Knitting the letters would be a pretty easy code to crack, and frankly pretty hard to achieve and keep track of across multiple rows bearing in mind that while knitting Madame Defarge is otherwise engaged in her wine shop or busy plotting revolutionary activities.

Ideally I think you’d want something where a letter could be represented in a single row, so you could ‘write’ the words as you knit, and if you had to put down your knitting to serve some wine to a fellow revolutionary you would immediately know where you are when you picked it up again.

Morse code (or a variant) seems the most likely choice. Morse code hadn’t yet been invented, but Madame Defarge was pretty darn clever so I think she had devised her own.

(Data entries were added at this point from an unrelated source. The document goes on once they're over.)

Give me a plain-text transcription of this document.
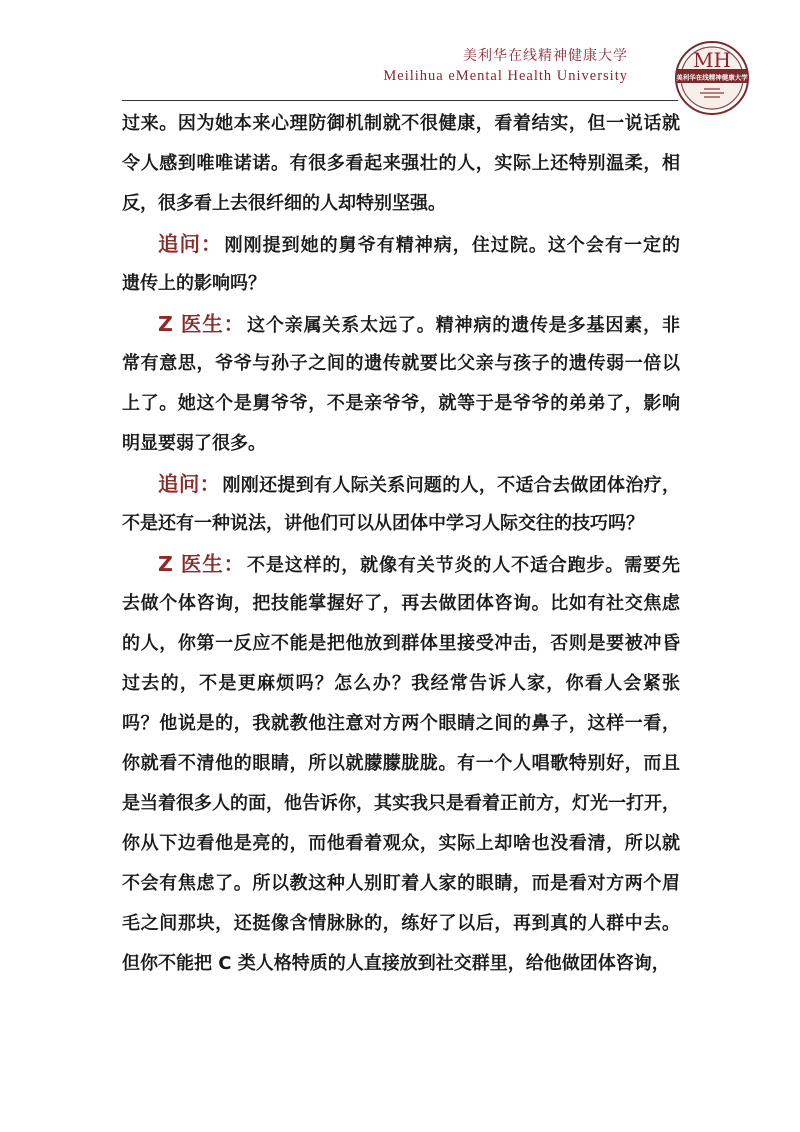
美利华在线精神健康大学
Meilihua eMental Health University
MH
美利华在线精神健康大学
过来。因为她本来心理防御机制就不很健康，看着结实，但一说话就
令人感到唯唯诺诺。有很多看起来强壮的人，实际上还特别温柔，相
反，很多看上去很纤细的人却特别坚强。
追问： 刚刚提到她的舅爷有精神病，住过院。这个会有一定的
遗传上的影响吗？
Z 医生： 这个亲属关系太远了。精神病的遗传是多基因素，非
常有意思，爷爷与孙子之间的遗传就要比父亲与孩子的遗传弱一倍以
上了。她这个是舅爷爷，不是亲爷爷，就等于是爷爷的弟弟了，影响
明显要弱了很多。
追问： 刚刚还提到有人际关系问题的人，不适合去做团体治疗，
不是还有一种说法，讲他们可以从团体中学习人际交往的技巧吗？
Z 医生： 不是这样的，就像有关节炎的人不适合跑步。需要先
去做个体咨询，把技能掌握好了，再去做团体咨询。比如有社交焦虑
的人，你第一反应不能是把他放到群体里接受冲击，否则是要被冲昏
过去的，不是更麻烦吗？怎么办？我经常告诉人家，你看人会紧张
吗？他说是的，我就教他注意对方两个眼睛之间的鼻子，这样一看，
你就看不清他的眼睛，所以就朦朦胧胧。有一个人唱歌特别好，而且
是当着很多人的面，他告诉你，其实我只是看着正前方，灯光一打开，
你从下边看他是亮的，而他看着观众，实际上却啥也没看清，所以就
不会有焦虑了。所以教这种人别盯着人家的眼睛，而是看对方两个眉
毛之间那块，还挺像含情脉脉的，练好了以后，再到真的人群中去。
但你不能把 C 类人格特质的人直接放到社交群里，给他做团体咨询，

You could knit the code using colours – as I have here (apologies for the messy and less than stellar colourwork). Purple is dot, and blue is dash. Each cluster of blue and purple is a letter – blue/purple is ‘a’, blue is ‘t’ etc. I used a pink space between letters and a double pink space between words. This particular example says ‘A Tale of Two Cities’. I was pleased to notice that if you write the text as you knit the rows, when you turn it round to read from the top it reads perfectly from left to right.

Although this was pleasing (and quite compact) I have to say that I doubt your average vengeful revolutionary could be bothered faffing around with colours, carrying the colours back across the purl rows and then untangling the mess.

It would take more stitches (but probably less cursing) to knit a Morse code-like code in a single colour, with a stockinette background using a single ‘purl’ stitch for dots and two purl stitches for dashes. A light colour would preferable for better stitch definition and easy reading! If I were a really good knit blogger I would have also done a sample this way.

But I’m not.

To make up for it though, I’ve got two more film adaptations winging their way to me now. Further Defarge updates to follow. Bet you can't wait!